Jesús como Dios eterno en la camino de la carne y del tiempo humano ha tenido que aprender como uno más, creciendo en estatura, en fortaleza y en gracia. Crecer es la ley del tiempo, su ley de ascenso. También está su reverso: la ley de descenso. Declinar, envejecer, apagarse y morir es la otra ley inscrita en el movimiento del tiempo.
Hay un tiempo para cada cosa y cada cosa tiene su tiempo. Como las mareas del mar que suben y bajan, así los ritmos y vaivenes del tiempo personal nos hacen estar y no estar, ir y venir, permanecer, salir y regresar. Vamos y venimos de personas y lugares, de sentimientos y emociones, de situaciones y circunstancias. Todo se está yendo y todo de algún modo regresando. Todo es un péndulo en la danza de la vida.
Jesús una vez dijo que “a cada día le basta su afán”. Cada presente debe ser vivido por sí mismo ya que cada tiempo tiene su preocupación. No hay que buscar, ni que añadir más. Esta solicitud del presente nos hace estar atentos a lo que vivimos en cada momento, a no desperdiciarlo, ni malograrlo.
Ciertamente el tiempo nos trae muchos más dones de lo que esperamos. Todo lo que somos y tenemos es porque habitamos el tiempo. Nadie lo puede definir. Todos los sentimos y podemos advertir sus marcas en nuestra piel, en nuestro cuerpo y en nuestra alma. Sin embargo, nadie puede encapsularlo, detenerlo y aislarlo. Todos creemos que lo tenemos pero es él quien nos tiene a nosotros. A veces tenemos tiempo y otras veces vamos a descompás y a destiempo con olvidos y desmemorias.
¿Qué es acaso el tiempo? Se nos escapa como agua y arena entre las manos, se filtra, pareciera que se disuelve, que se estira, se angosta, se multiplica y se divide, salta, corre y se mete en todas las rutas y direcciones. Sólo podemos utilizar imágenes para referirnos a su secreto. Es en este tiempo en que vivimos, nos encontramos con Dios y con los demás. Es en el tiempo que amamos, crecemos, construimos, disfrutamos, padecemos y morimos. Es en el tiempo que fluye donde nos reconocemos. El tiempo es nuestro propio espejo, el que más definitivamente nos refleja desde el comienzo hasta el fin.
4. El comienzo de una existencia humana sin la experiencia del tiempo: la vida eterna
Para quienes tenemos fe sabemos que la muerte con la finalización del tiempo, nos abre las puertas de una vida eterna. Ciertamente no sabemos qué será esa eternidad. No nos la podemos imaginar. La nombramos y la conceptualizamos a partir de las categorías espacio-temporales que tenemos. Por negación nos aproximación a ella. Decimos que la eternidad no es sucesión, ni movimiento continuo, ni fragmentación. La describimos como un presente siempre actual que no pasa, un instante perpetuo. Sin embargo, presente e instante son palabras que designan una medida de tiempo. Los hombres no podemos hablar, ni pensar en la eternidad sino con ideas y experiencias nacidas de estar sumergidos en esta espesa temporalidad.

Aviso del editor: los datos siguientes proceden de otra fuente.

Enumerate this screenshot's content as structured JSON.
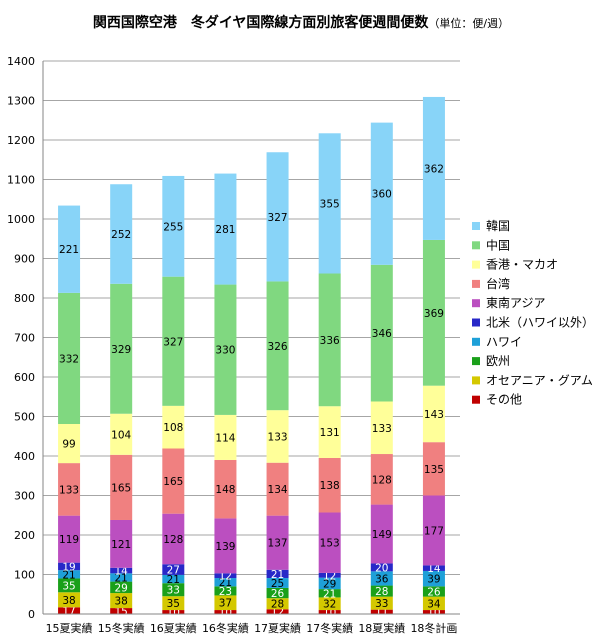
{
  "chart_data": {
    "type": "bar",
    "stacked": true,
    "title": "関西国際空港　冬ダイヤ国際線方面別旅客便週間便数",
    "unit": "（単位：便/週）",
    "categories": [
      "15夏実績",
      "15冬実績",
      "16夏実績",
      "16冬実績",
      "17夏実績",
      "17冬実績",
      "18夏実績",
      "18冬計画"
    ],
    "ylim": [
      0,
      1400
    ],
    "yticks": [
      0,
      100,
      200,
      300,
      400,
      500,
      600,
      700,
      800,
      900,
      1000,
      1100,
      1200,
      1300,
      1400
    ],
    "grid": true,
    "legend": "right",
    "series": [
      {
        "name": "その他",
        "color": "#c00000",
        "values": [
          17,
          15,
          10,
          10,
          12,
          10,
          11,
          10
        ]
      },
      {
        "name": "オセアニア・グアム",
        "color": "#d4c800",
        "values": [
          38,
          38,
          35,
          37,
          28,
          32,
          33,
          34
        ]
      },
      {
        "name": "欧州",
        "color": "#1aa01a",
        "values": [
          35,
          29,
          33,
          23,
          26,
          21,
          28,
          26
        ]
      },
      {
        "name": "ハワイ",
        "color": "#1ea0d8",
        "values": [
          21,
          21,
          21,
          21,
          25,
          29,
          36,
          39
        ]
      },
      {
        "name": "北米（ハワイ以外）",
        "color": "#2828c8",
        "values": [
          19,
          14,
          27,
          12,
          21,
          12,
          20,
          14
        ]
      },
      {
        "name": "東南アジア",
        "color": "#bb4fc0",
        "values": [
          119,
          121,
          128,
          139,
          137,
          153,
          149,
          177
        ]
      },
      {
        "name": "台湾",
        "color": "#f08080",
        "values": [
          133,
          165,
          165,
          148,
          134,
          138,
          128,
          135
        ]
      },
      {
        "name": "香港・マカオ",
        "color": "#ffff99",
        "values": [
          99,
          104,
          108,
          114,
          133,
          131,
          133,
          143
        ]
      },
      {
        "name": "中国",
        "color": "#80d880",
        "values": [
          332,
          329,
          327,
          330,
          326,
          336,
          346,
          369
        ]
      },
      {
        "name": "韓国",
        "color": "#88d4f8",
        "values": [
          221,
          252,
          255,
          281,
          327,
          355,
          360,
          362
        ]
      }
    ]
  }
}
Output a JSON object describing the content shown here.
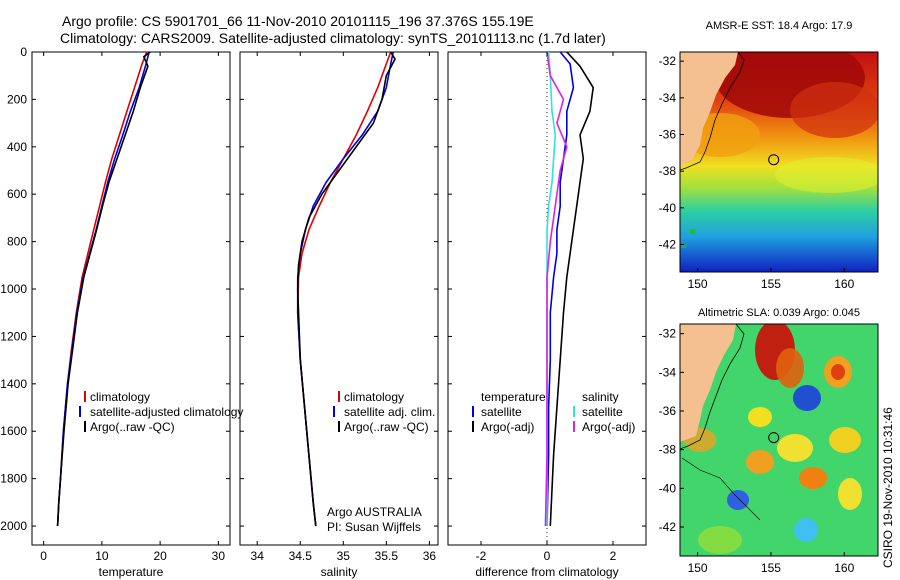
{
  "header": {
    "line1": "Argo profile: CS 5901701_66 11-Nov-2010 20101115_196 37.376S 155.19E",
    "line2": "Climatology: CARS2009. Satellite-adjusted climatology: synTS_20101113.nc (1.7d later)"
  },
  "colors": {
    "climatology": "#e00000",
    "satellite": "#0000e0",
    "argo": "#000000",
    "cyan": "#2fe0e8",
    "magenta": "#e020e0",
    "land": "#f4c090"
  },
  "chart_data": [
    {
      "type": "line",
      "name": "temperature",
      "xlabel": "temperature",
      "ylabel": "",
      "xlim": [
        -2,
        32
      ],
      "ylim": [
        2080,
        0
      ],
      "xticks": [
        0,
        10,
        20,
        30
      ],
      "yticks": [
        0,
        200,
        400,
        600,
        800,
        1000,
        1200,
        1400,
        1600,
        1800,
        2000
      ],
      "series": [
        {
          "name": "climatology",
          "color": "#e00000",
          "x": [
            17.7,
            16.9,
            15.6,
            14.3,
            13.0,
            11.7,
            10.6,
            9.6,
            8.6,
            7.6,
            6.6,
            5.6,
            4.8,
            4.1,
            3.4,
            2.9,
            2.6,
            2.4
          ],
          "y": [
            0,
            50,
            150,
            250,
            350,
            450,
            550,
            650,
            750,
            850,
            950,
            1100,
            1250,
            1400,
            1600,
            1800,
            1900,
            2000
          ]
        },
        {
          "name": "satellite-adjusted climatology",
          "color": "#0000e0",
          "x": [
            18.1,
            17.6,
            16.4,
            14.9,
            13.6,
            12.2,
            11.0,
            10.0,
            9.0,
            7.9,
            6.8,
            5.7,
            4.9,
            4.1,
            3.4,
            2.9,
            2.6,
            2.4
          ],
          "y": [
            0,
            50,
            150,
            250,
            350,
            450,
            550,
            650,
            750,
            850,
            950,
            1100,
            1250,
            1400,
            1600,
            1800,
            1900,
            2000
          ]
        },
        {
          "name": "Argo(..raw -QC)",
          "color": "#000000",
          "x": [
            18.3,
            17.2,
            17.9,
            16.6,
            15.4,
            14.0,
            12.6,
            11.2,
            10.1,
            9.1,
            8.0,
            6.9,
            5.8,
            5.0,
            4.2,
            3.5,
            2.9,
            2.6,
            2.4
          ],
          "y": [
            0,
            20,
            60,
            150,
            250,
            350,
            450,
            550,
            650,
            750,
            850,
            950,
            1100,
            1250,
            1400,
            1600,
            1800,
            1900,
            2000
          ]
        }
      ],
      "legend": [
        "climatology",
        "satellite-adjusted climatology",
        "Argo(..raw -QC)"
      ]
    },
    {
      "type": "line",
      "name": "salinity",
      "xlabel": "salinity",
      "ylabel": "",
      "xlim": [
        33.8,
        36.1
      ],
      "ylim": [
        2080,
        0
      ],
      "xticks": [
        34,
        34.5,
        35,
        35.5,
        36
      ],
      "series": [
        {
          "name": "climatology",
          "color": "#e00000",
          "x": [
            35.55,
            35.5,
            35.4,
            35.28,
            35.15,
            35.0,
            34.85,
            34.72,
            34.6,
            34.52,
            34.48,
            34.47,
            34.5,
            34.55,
            34.6,
            34.65,
            34.68
          ],
          "y": [
            0,
            50,
            150,
            250,
            350,
            450,
            550,
            650,
            750,
            850,
            950,
            1100,
            1300,
            1500,
            1700,
            1900,
            2000
          ]
        },
        {
          "name": "satellite adj. clim.",
          "color": "#0000e0",
          "x": [
            35.58,
            35.55,
            35.5,
            35.4,
            35.22,
            35.0,
            34.8,
            34.65,
            34.56,
            34.5,
            34.47,
            34.47,
            34.5,
            34.55,
            34.6,
            34.65,
            34.68
          ],
          "y": [
            0,
            50,
            150,
            250,
            350,
            450,
            550,
            650,
            750,
            850,
            950,
            1100,
            1300,
            1500,
            1700,
            1900,
            2000
          ]
        },
        {
          "name": "Argo(..raw -QC)",
          "color": "#000000",
          "x": [
            35.55,
            35.6,
            35.5,
            35.45,
            35.35,
            35.15,
            34.95,
            34.75,
            34.6,
            34.52,
            34.48,
            34.47,
            34.5,
            34.55,
            34.6,
            34.65,
            34.68
          ],
          "y": [
            0,
            30,
            100,
            200,
            300,
            400,
            500,
            600,
            700,
            800,
            900,
            1000,
            1300,
            1500,
            1700,
            1900,
            2000
          ]
        }
      ],
      "legend": [
        "climatology",
        "satellite adj. clim.",
        "Argo(..raw -QC)"
      ],
      "annotation": [
        "Argo AUSTRALIA",
        "PI: Susan Wijffels"
      ]
    },
    {
      "type": "line",
      "name": "difference from climatology",
      "xlabel": "difference from climatology",
      "ylabel": "",
      "xlim": [
        -3,
        3
      ],
      "ylim": [
        2080,
        0
      ],
      "xticks": [
        -2,
        0,
        2
      ],
      "series": [
        {
          "name": "temperature satellite",
          "color": "#0000e0",
          "x": [
            0.4,
            0.7,
            0.8,
            0.6,
            0.6,
            0.5,
            0.4,
            0.4,
            0.3,
            0.3,
            0.2,
            0.1,
            0.1,
            0.05,
            0.05,
            0.0
          ],
          "y": [
            0,
            50,
            150,
            250,
            350,
            450,
            550,
            650,
            750,
            850,
            950,
            1100,
            1300,
            1500,
            1700,
            2000
          ]
        },
        {
          "name": "temperature Argo(-adj)",
          "color": "#000000",
          "x": [
            0.6,
            1.0,
            1.4,
            1.3,
            1.0,
            1.1,
            1.0,
            0.9,
            0.8,
            0.7,
            0.6,
            0.5,
            0.4,
            0.3,
            0.2,
            0.1
          ],
          "y": [
            0,
            60,
            150,
            250,
            350,
            450,
            550,
            650,
            750,
            850,
            950,
            1100,
            1300,
            1500,
            1700,
            2000
          ]
        },
        {
          "name": "salinity satellite",
          "color": "#2fe0e8",
          "x": [
            0.05,
            0.1,
            0.15,
            0.25,
            0.2,
            0.15,
            0.05,
            0.0,
            0.0,
            0.0,
            0.0,
            0.0,
            0.0,
            0.0
          ],
          "y": [
            0,
            100,
            250,
            350,
            450,
            550,
            650,
            750,
            900,
            1100,
            1300,
            1500,
            1700,
            2000
          ]
        },
        {
          "name": "salinity Argo(-adj)",
          "color": "#e020e0",
          "x": [
            0.0,
            0.1,
            0.5,
            0.3,
            0.6,
            0.4,
            0.3,
            0.2,
            0.1,
            0.0,
            0.0,
            0.0,
            0.0,
            -0.05
          ],
          "y": [
            0,
            100,
            200,
            300,
            400,
            500,
            600,
            700,
            800,
            950,
            1200,
            1500,
            1700,
            2000
          ]
        }
      ],
      "legend_temperature_header": "temperature",
      "legend_salinity_header": "salinity",
      "legend_temperature": [
        "satellite",
        "Argo(-adj)"
      ],
      "legend_salinity": [
        "satellite",
        "Argo(-adj)"
      ]
    },
    {
      "type": "heatmap",
      "name": "amsr_map",
      "title": "AMSR-E SST: 18.4 Argo: 17.9",
      "xlim": [
        148.8,
        162.3
      ],
      "ylim": [
        -43.5,
        -31.5
      ],
      "xticks": [
        150,
        155,
        160
      ],
      "yticks": [
        -32,
        -34,
        -36,
        -38,
        -40,
        -42
      ],
      "marker": {
        "lon": 155.19,
        "lat": -37.376
      }
    },
    {
      "type": "heatmap",
      "name": "sla_map",
      "title": "Altimetric SLA: 0.039 Argo: 0.045",
      "xlim": [
        148.8,
        162.3
      ],
      "ylim": [
        -43.5,
        -31.5
      ],
      "xticks": [
        150,
        155,
        160
      ],
      "yticks": [
        -32,
        -34,
        -36,
        -38,
        -40,
        -42
      ],
      "marker": {
        "lon": 155.19,
        "lat": -37.376
      }
    }
  ],
  "footer": {
    "credit": "CSIRO 19-Nov-2010 10:31:46"
  }
}
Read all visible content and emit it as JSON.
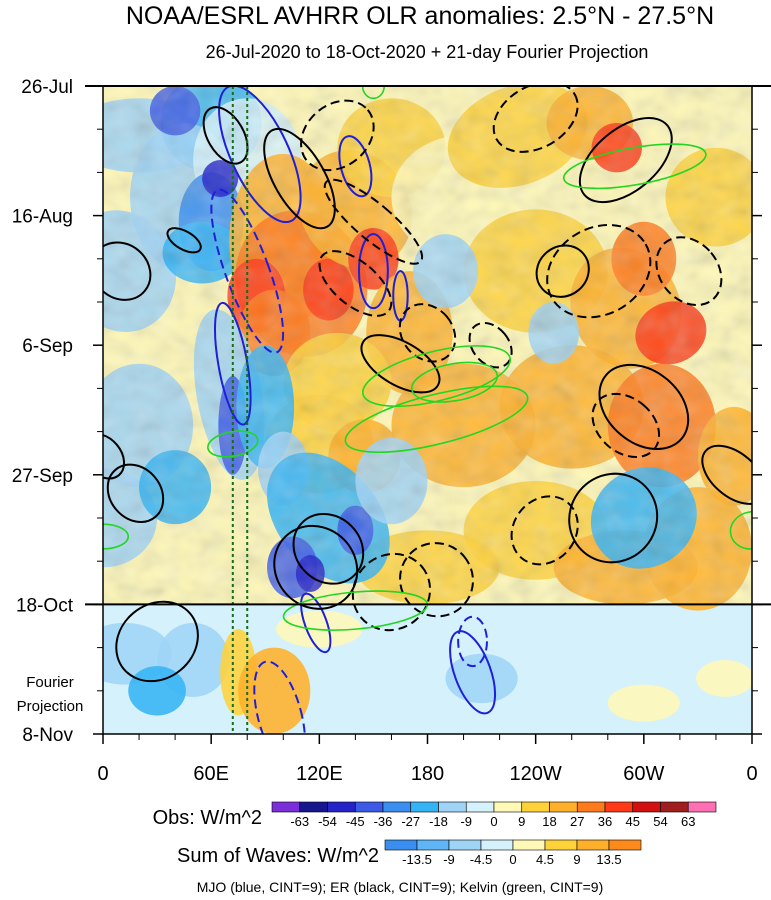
{
  "chart_data": {
    "type": "heatmap",
    "title": "NOAA/ESRL AVHRR OLR anomalies: 2.5°N - 27.5°N",
    "subtitle": "26-Jul-2020 to 18-Oct-2020 + 21-day Fourier Projection",
    "x_axis": {
      "ticks": [
        {
          "lon": 0,
          "label": "0"
        },
        {
          "lon": 60,
          "label": "60E"
        },
        {
          "lon": 120,
          "label": "120E"
        },
        {
          "lon": 180,
          "label": "180"
        },
        {
          "lon": 240,
          "label": "120W"
        },
        {
          "lon": 300,
          "label": "60W"
        },
        {
          "lon": 360,
          "label": "0"
        }
      ],
      "range": [
        0,
        360
      ]
    },
    "y_axis": {
      "ticks": [
        {
          "day": 0,
          "label": "26-Jul"
        },
        {
          "day": 21,
          "label": "16-Aug"
        },
        {
          "day": 42,
          "label": "6-Sep"
        },
        {
          "day": 63,
          "label": "27-Sep"
        },
        {
          "day": 84,
          "label": "18-Oct"
        },
        {
          "day": 105,
          "label": "8-Nov"
        }
      ],
      "range_days": [
        0,
        105
      ],
      "projection_start_day": 84,
      "projection_label_lines": [
        "Fourier",
        "Projection"
      ]
    },
    "obs_colorbar": {
      "label": "Obs: W/m^2",
      "levels": [
        "-63",
        "-54",
        "-45",
        "-36",
        "-27",
        "-18",
        "-9",
        "0",
        "9",
        "18",
        "27",
        "36",
        "45",
        "54",
        "63"
      ],
      "colors": [
        "#7b2fd9",
        "#16168f",
        "#2323c8",
        "#3c5ae6",
        "#3a8ef0",
        "#35b4f5",
        "#9fd4f7",
        "#d5f1fb",
        "#fff8b7",
        "#ffd23a",
        "#ffb02a",
        "#ff7a1c",
        "#ff3a16",
        "#d40f0f",
        "#a01e1e",
        "#ff6fb4"
      ]
    },
    "waves_colorbar": {
      "label": "Sum of Waves: W/m^2",
      "levels": [
        "-13.5",
        "-9",
        "-4.5",
        "0",
        "4.5",
        "9",
        "13.5"
      ],
      "colors": [
        "#3a8ef0",
        "#5fb5f5",
        "#9fd4f7",
        "#d5f1fb",
        "#fff8b7",
        "#ffd23a",
        "#ffb02a",
        "#ff8a1c"
      ]
    },
    "wave_contours": {
      "caption": "MJO (blue, CINT=9); ER (black, CINT=9); Kelvin (green, CINT=9)",
      "mjo_color": "#1f1fd6",
      "er_color": "#000000",
      "kelvin_color": "#22d622",
      "reference_lines_lon": [
        72,
        80
      ],
      "reference_line_color": "#1c6b1c"
    }
  }
}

A nosotros nos parece que siempre el tiempo corre agitadamente, sin pausa y sin tregua, que no se detiene, ni se agita. Sin embargo, el tiempo –tanto el personal como el del mundo y la historia- algún día terminarán. Lo que nos parece tan afianzado y consolidado, de repente se desvanecerá, desaparecerá y ante nuestros ojos amanecerán los márgenes de la eternidad, un horizonte infinito, sin principio, ni final, una vasta inmensidad sin nunca acabar.